Rediscovering the Best of Frankie Miller


There’s a touch of Bob Seger and a lot of Otis Redding in Frankie Miller’s raspy, soulful voice, which ought to be recommendation enough to check out Chrysalis Records’ new “The Very Best of Frankie Miller” compilation.

Pop history is filled with tales of excellent singers who failed to connect commercially, but few British singers have deserved greater recognition more than Miller, who was born in Glasgow in 1950 and began his recording career in the early ‘70s.

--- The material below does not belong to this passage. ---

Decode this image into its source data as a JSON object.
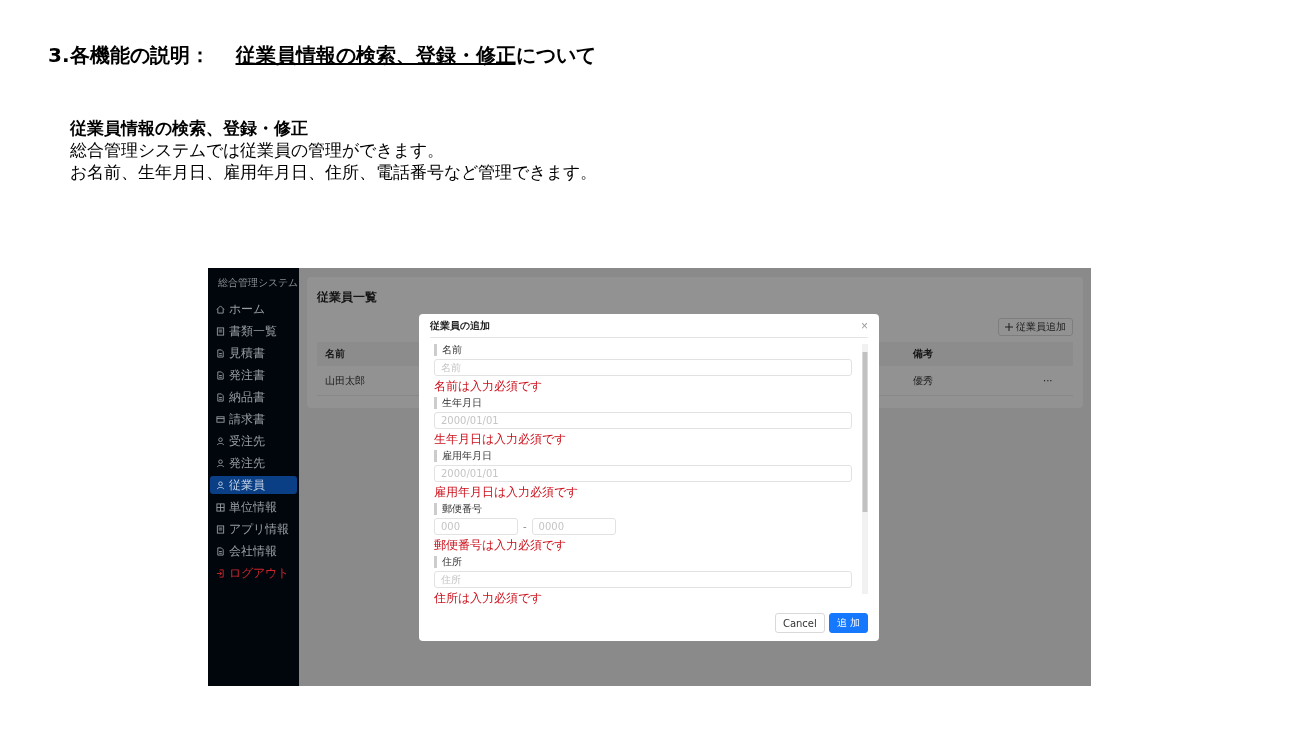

Miller was backed on his debut album by Brinsley Schwarz, the invigorating British pub band whose membership at the time included Nick Lowe. Two tracks from those days, including Miller’s interpretation of Willie Dixon’s “I’m Ready,” are included in the Chrysalis retrospective.


His next album, 1974’s “High Life,” was recorded in New Orleans and produced by noted writer-arranger Allen Toussaint. It contained some of Miller’s finest work, including “The Devil Gun,” which is also featured in the new package.

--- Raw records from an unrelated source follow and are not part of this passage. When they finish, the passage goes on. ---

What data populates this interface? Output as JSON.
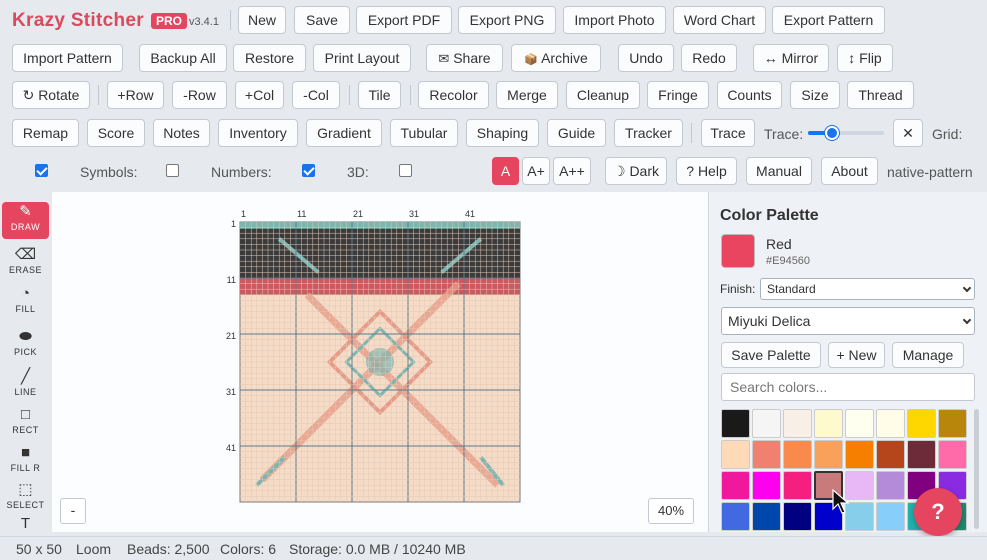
{
  "app": {
    "brand": "Krazy Stitcher",
    "badge": "PRO",
    "version": "v3.4.1"
  },
  "row1": [
    "New",
    "Save",
    "Export PDF",
    "Export PNG",
    "Import Photo",
    "Word Chart",
    "Export Pattern"
  ],
  "row2": [
    "Import Pattern",
    "Backup All",
    "Restore",
    "Print Layout",
    "Share",
    "Archive",
    "Undo",
    "Redo",
    "Mirror",
    "Flip"
  ],
  "row2_icons": {
    "share": "✉",
    "archive": "📦",
    "mirror": "↔",
    "flip": "↕"
  },
  "row3": [
    "Rotate",
    "+Row",
    "-Row",
    "+Col",
    "-Col",
    "Tile",
    "Recolor",
    "Merge",
    "Cleanup",
    "Fringe",
    "Counts",
    "Size",
    "Thread"
  ],
  "row3_icons": {
    "rotate": "↻"
  },
  "row4": [
    "Remap",
    "Score",
    "Notes",
    "Inventory",
    "Gradient",
    "Tubular",
    "Shaping",
    "Guide",
    "Tracker",
    "Trace"
  ],
  "trace": {
    "label": "Trace:",
    "value": 0.32,
    "close": "✕",
    "grid_label": "Grid:"
  },
  "row5": {
    "symbols": "Symbols:",
    "numbers": "Numbers:",
    "threed": "3D:",
    "font_a": "A",
    "font_ap": "A+",
    "font_app": "A++",
    "dark": "Dark",
    "dark_icon": "☽",
    "help": "? Help",
    "manual": "Manual",
    "about": "About",
    "native": "native-pattern"
  },
  "tools": [
    {
      "label": "DRAW",
      "icon": "✎"
    },
    {
      "label": "ERASE",
      "icon": "⌫"
    },
    {
      "label": "FILL",
      "icon": "◔"
    },
    {
      "label": "PICK",
      "icon": "⬬"
    },
    {
      "label": "LINE",
      "icon": "╱"
    },
    {
      "label": "RECT",
      "icon": "□"
    },
    {
      "label": "FILL R",
      "icon": "■"
    },
    {
      "label": "SELECT",
      "icon": "⬚"
    },
    {
      "label": "",
      "icon": "T"
    }
  ],
  "canvas": {
    "zoom": "40%",
    "minus": "-",
    "col_labels": [
      "1",
      "11",
      "21",
      "31",
      "41"
    ],
    "row_labels": [
      "1",
      "11",
      "21",
      "31",
      "41"
    ],
    "grid_cols": 50,
    "grid_rows": 50
  },
  "palette": {
    "title": "Color Palette",
    "current_name": "Red",
    "current_hex": "#E94560",
    "finish_label": "Finish:",
    "finish_value": "Standard",
    "brand_value": "Miyuki Delica",
    "save": "Save Palette",
    "new": "+ New",
    "manage": "Manage",
    "search_placeholder": "Search colors...",
    "swatches": [
      "#1a1a1a",
      "#f5f5f5",
      "#f8f0e6",
      "#fffacd",
      "#fffff0",
      "#fffde7",
      "#ffd700",
      "#b8860b",
      "#ffdab9",
      "#f08070",
      "#f98a4b",
      "#f9a05a",
      "#f77f00",
      "#b5451b",
      "#6d2b3a",
      "#ff6aa8",
      "#f0189c",
      "#ff00ee",
      "#f51f7f",
      "#c97a7a",
      "#e7b8f5",
      "#b38bd8",
      "#800080",
      "#8a2be2",
      "#4169e1",
      "#0047ab",
      "#000080",
      "#0000cd",
      "#87ceeb",
      "#87cefa",
      "#20b2aa",
      "#1f8a6f"
    ],
    "selected_index": 19
  },
  "help_fab": "?",
  "status": {
    "size": "50 x 50",
    "mode": "Loom",
    "beads": "Beads: 2,500",
    "colors": "Colors: 6",
    "storage": "Storage: 0.0 MB / 10240 MB"
  },
  "colors": {
    "accent": "#E64560",
    "pattern_peach": "#f6dcc6",
    "pattern_dark": "#3b3b3b",
    "pattern_red": "#c95b60",
    "pattern_teal": "#7db5b0",
    "pattern_salmon": "#e89a86"
  }
}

Miller’s third album was even stronger--the commanding “The Rock,” which is represented in the new album by the especially moving “A Fool in Love” and “Hard on the Levee.” Despite all this, neither “High Life” nor “The Rock” generated enough sales to reach even the Top 200 sales chart in this country.

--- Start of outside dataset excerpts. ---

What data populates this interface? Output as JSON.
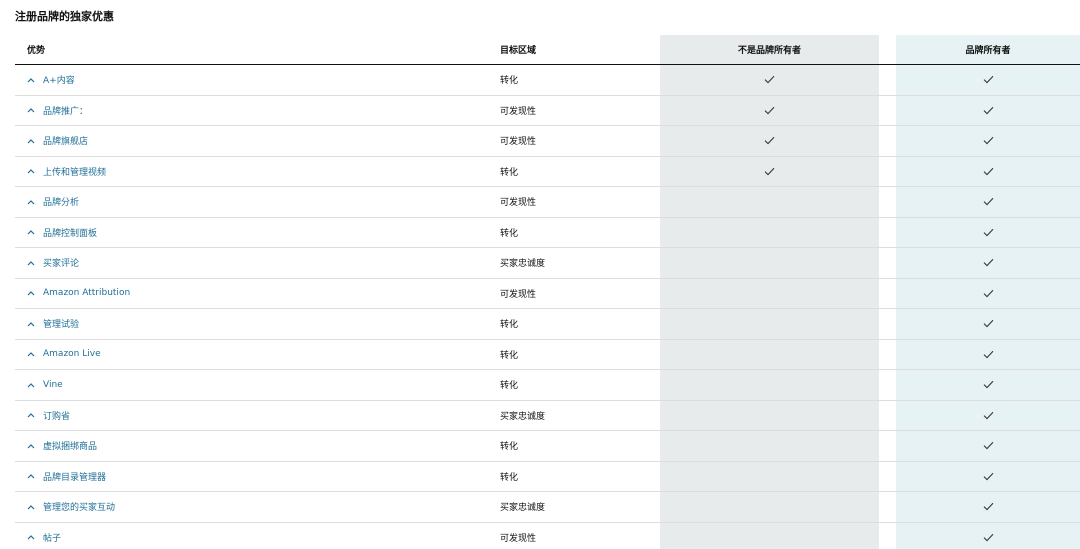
{
  "page_title": "注册品牌的独家优惠",
  "table": {
    "headers": {
      "benefit": "优势",
      "target_area": "目标区域",
      "non_owner": "不是品牌所有者",
      "owner": "品牌所有者"
    },
    "rows": [
      {
        "benefit": "A+内容",
        "target_area": "转化",
        "non_owner": true,
        "owner": true
      },
      {
        "benefit": "品牌推广：",
        "target_area": "可发现性",
        "non_owner": true,
        "owner": true
      },
      {
        "benefit": "品牌旗舰店",
        "target_area": "可发现性",
        "non_owner": true,
        "owner": true
      },
      {
        "benefit": "上传和管理视频",
        "target_area": "转化",
        "non_owner": true,
        "owner": true
      },
      {
        "benefit": "品牌分析",
        "target_area": "可发现性",
        "non_owner": false,
        "owner": true
      },
      {
        "benefit": "品牌控制面板",
        "target_area": "转化",
        "non_owner": false,
        "owner": true
      },
      {
        "benefit": "买家评论",
        "target_area": "买家忠诚度",
        "non_owner": false,
        "owner": true
      },
      {
        "benefit": "Amazon Attribution",
        "target_area": "可发现性",
        "non_owner": false,
        "owner": true
      },
      {
        "benefit": "管理试验",
        "target_area": "转化",
        "non_owner": false,
        "owner": true
      },
      {
        "benefit": "Amazon Live",
        "target_area": "转化",
        "non_owner": false,
        "owner": true
      },
      {
        "benefit": "Vine",
        "target_area": "转化",
        "non_owner": false,
        "owner": true
      },
      {
        "benefit": "订购省",
        "target_area": "买家忠诚度",
        "non_owner": false,
        "owner": true
      },
      {
        "benefit": "虚拟捆绑商品",
        "target_area": "转化",
        "non_owner": false,
        "owner": true
      },
      {
        "benefit": "品牌目录管理器",
        "target_area": "转化",
        "non_owner": false,
        "owner": true
      },
      {
        "benefit": "管理您的买家互动",
        "target_area": "买家忠诚度",
        "non_owner": false,
        "owner": true
      },
      {
        "benefit": "帖子",
        "target_area": "可发现性",
        "non_owner": false,
        "owner": true
      }
    ]
  },
  "icons": {
    "expand": "chevron-up-icon",
    "included": "checkmark-icon"
  },
  "colors": {
    "link": "#1f6f97",
    "non_owner_bg": "#e7ebeb",
    "owner_bg": "#e6f2f3"
  }
}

The Scotsman’s next album, 1977’s “Full House,” did result in a British hit single (“Be Good to Yourself”), but the song went largely unnoticed in this country, as did “Darlin’,” a second Top 10 hit in Britain. And so it has gone.

Miller still tours and records in England, but remains a neglected pop resource in the United States. If his music went largely unnoticed the first time around, this 19-song collection gives Miller a second chance to be discovered. (63 minutes, liner notes)

Other recent CDs of note:

* Frank Sinatra’s “Sinatra Sings Greatest Songs From Great Britain” on Reprise. The first U.S. release of an album that Sinatra recorded in 1962 for the British market. The 11 ballads range from “The Very Thought of You” to “A Nightingale Sang in Berkeley Square.” (38 minutes, new plus original liner notes)

* “The Rodgers & Hammerstein 50th Anniversary Collection” on MCA. A four-disc box set built around selections from “Oklahoma!,” “Carousel” and “The King and I”--featuring members of the original Broadway productions--plus 18 versions of Rodgers & Hammerstein songs by such artists as Bing Crosby, Judy Garland and Al Jolson. (3 hours, 44 minutes, photo-essay booklet).